Android is a fairly complex system, but we do not need to understand it in depth to be able to make amazing apps. The portion of the Android system which executes (runs) on the compiled DEX code is called the Dalvik Virtual Machine (DVM). The DVM itself is a piece of software implemented in different language that runs on a specific adapted version of the Linux operating system (OS). So what we user sees of Android, is itself just an application executing on another operating system (OS).

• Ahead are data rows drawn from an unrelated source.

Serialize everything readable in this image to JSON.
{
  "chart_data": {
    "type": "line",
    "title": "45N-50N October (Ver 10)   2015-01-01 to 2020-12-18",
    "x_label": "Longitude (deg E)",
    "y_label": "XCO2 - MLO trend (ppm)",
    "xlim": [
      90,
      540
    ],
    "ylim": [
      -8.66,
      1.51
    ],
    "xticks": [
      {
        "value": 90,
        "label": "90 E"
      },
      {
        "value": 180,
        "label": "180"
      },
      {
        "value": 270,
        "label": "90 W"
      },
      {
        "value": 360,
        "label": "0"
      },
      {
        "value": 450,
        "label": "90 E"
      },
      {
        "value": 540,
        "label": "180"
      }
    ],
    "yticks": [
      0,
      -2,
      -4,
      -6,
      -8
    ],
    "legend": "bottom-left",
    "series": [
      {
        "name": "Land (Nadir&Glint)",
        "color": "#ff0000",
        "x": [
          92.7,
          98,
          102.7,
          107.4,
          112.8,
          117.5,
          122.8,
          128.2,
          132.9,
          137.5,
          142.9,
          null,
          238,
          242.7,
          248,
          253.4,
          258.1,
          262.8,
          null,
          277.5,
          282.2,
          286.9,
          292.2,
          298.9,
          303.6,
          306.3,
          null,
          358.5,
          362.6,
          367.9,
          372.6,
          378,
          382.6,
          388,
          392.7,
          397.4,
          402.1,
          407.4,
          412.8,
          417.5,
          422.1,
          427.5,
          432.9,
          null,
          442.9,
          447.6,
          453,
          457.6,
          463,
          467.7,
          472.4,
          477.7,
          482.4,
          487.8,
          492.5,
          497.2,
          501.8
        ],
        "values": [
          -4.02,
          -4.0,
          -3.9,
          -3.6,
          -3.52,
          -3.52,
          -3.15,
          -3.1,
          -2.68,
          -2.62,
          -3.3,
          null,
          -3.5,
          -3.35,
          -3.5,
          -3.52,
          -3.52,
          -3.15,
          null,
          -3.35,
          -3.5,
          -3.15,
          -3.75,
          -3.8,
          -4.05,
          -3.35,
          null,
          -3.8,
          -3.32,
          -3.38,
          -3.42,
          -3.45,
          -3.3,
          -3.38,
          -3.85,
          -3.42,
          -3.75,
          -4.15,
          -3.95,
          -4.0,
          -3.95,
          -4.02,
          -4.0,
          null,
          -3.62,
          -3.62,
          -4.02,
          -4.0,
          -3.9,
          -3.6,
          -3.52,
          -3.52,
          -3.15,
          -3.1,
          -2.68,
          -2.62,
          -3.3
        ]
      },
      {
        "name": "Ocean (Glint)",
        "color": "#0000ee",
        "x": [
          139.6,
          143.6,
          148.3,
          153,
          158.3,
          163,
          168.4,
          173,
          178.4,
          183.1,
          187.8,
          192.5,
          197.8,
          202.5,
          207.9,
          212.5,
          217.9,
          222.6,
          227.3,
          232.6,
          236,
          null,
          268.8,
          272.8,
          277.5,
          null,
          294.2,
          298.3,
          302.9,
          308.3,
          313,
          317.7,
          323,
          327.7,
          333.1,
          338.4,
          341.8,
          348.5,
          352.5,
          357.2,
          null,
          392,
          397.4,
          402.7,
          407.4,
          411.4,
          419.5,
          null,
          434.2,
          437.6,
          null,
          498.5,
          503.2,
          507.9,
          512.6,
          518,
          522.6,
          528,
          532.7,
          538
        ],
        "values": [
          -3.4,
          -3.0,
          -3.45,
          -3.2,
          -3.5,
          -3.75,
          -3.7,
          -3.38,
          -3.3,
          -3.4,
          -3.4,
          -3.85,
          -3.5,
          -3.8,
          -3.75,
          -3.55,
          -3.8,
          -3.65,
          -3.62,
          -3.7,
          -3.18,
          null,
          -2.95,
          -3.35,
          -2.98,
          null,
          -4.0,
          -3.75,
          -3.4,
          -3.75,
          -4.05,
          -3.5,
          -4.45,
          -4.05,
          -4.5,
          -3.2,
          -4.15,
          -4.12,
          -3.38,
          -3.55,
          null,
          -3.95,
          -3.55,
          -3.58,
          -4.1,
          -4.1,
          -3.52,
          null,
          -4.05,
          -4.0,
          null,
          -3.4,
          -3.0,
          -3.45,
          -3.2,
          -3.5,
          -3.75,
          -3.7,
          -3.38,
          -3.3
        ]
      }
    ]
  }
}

The major aim of the DVM is to hide the complexity and diversity of the hardware and software that Android executes on but, at the meantime, its purpose is to expose all of Android’s useful features. This exposing of features particularly works in two ways. The DVM itself must have access to all the hardware, which it does very well, but this access needs be programmer friendly and easy to use. The way the DVM allows us access is indeed easy to use, it is all because of the Android Application Programming Interface (API).
The Android API is the code that makes it really easy to do exceptional things. A simple analogy could be drawn with a machine, perhaps a car. When we step on the accelerator, whole bunch of things starts happening under the hood. We don't require to understand about combustion and fuel pumps since a creative engineer has enabled an interface for us. In this case, a mechanical interface which is the accelerator pedals. Look and carefully observe the following line of Java code as an example; firstly, it will probably look a little intimidating if we are a rookie or completely new to Android:
However, once we learn that this single line of code searches for the available satellites and then communicates with them in orbit around the Earth while retrieving our precise latitude and longitude on the planet, it is easy and simple to begin to glimpse the power and depth of the Android API in conjunction with the DVM. Even if the above code does look a little challenging at the moment, just think of talking to a satellite in some other way!
The Android API is basically a structured and designed collection of Java code. So, how do we make use of all this code to do cool stuff without getting swamped by its complexity? How do we find out to manipulate the pedals, steering wheel, and sunroof of the Android API?
What the software programmer or developer really do when they write their code is build a blueprint for an object. We then instantiate (create) an object from their blueprint using Java code and, once we got that object, we can configure it, use it, combine it with other objects, and more. Also, we can design blueprints and make objects from them as well. The compiler then translates (manufactures) our custom-built creation into DEX code.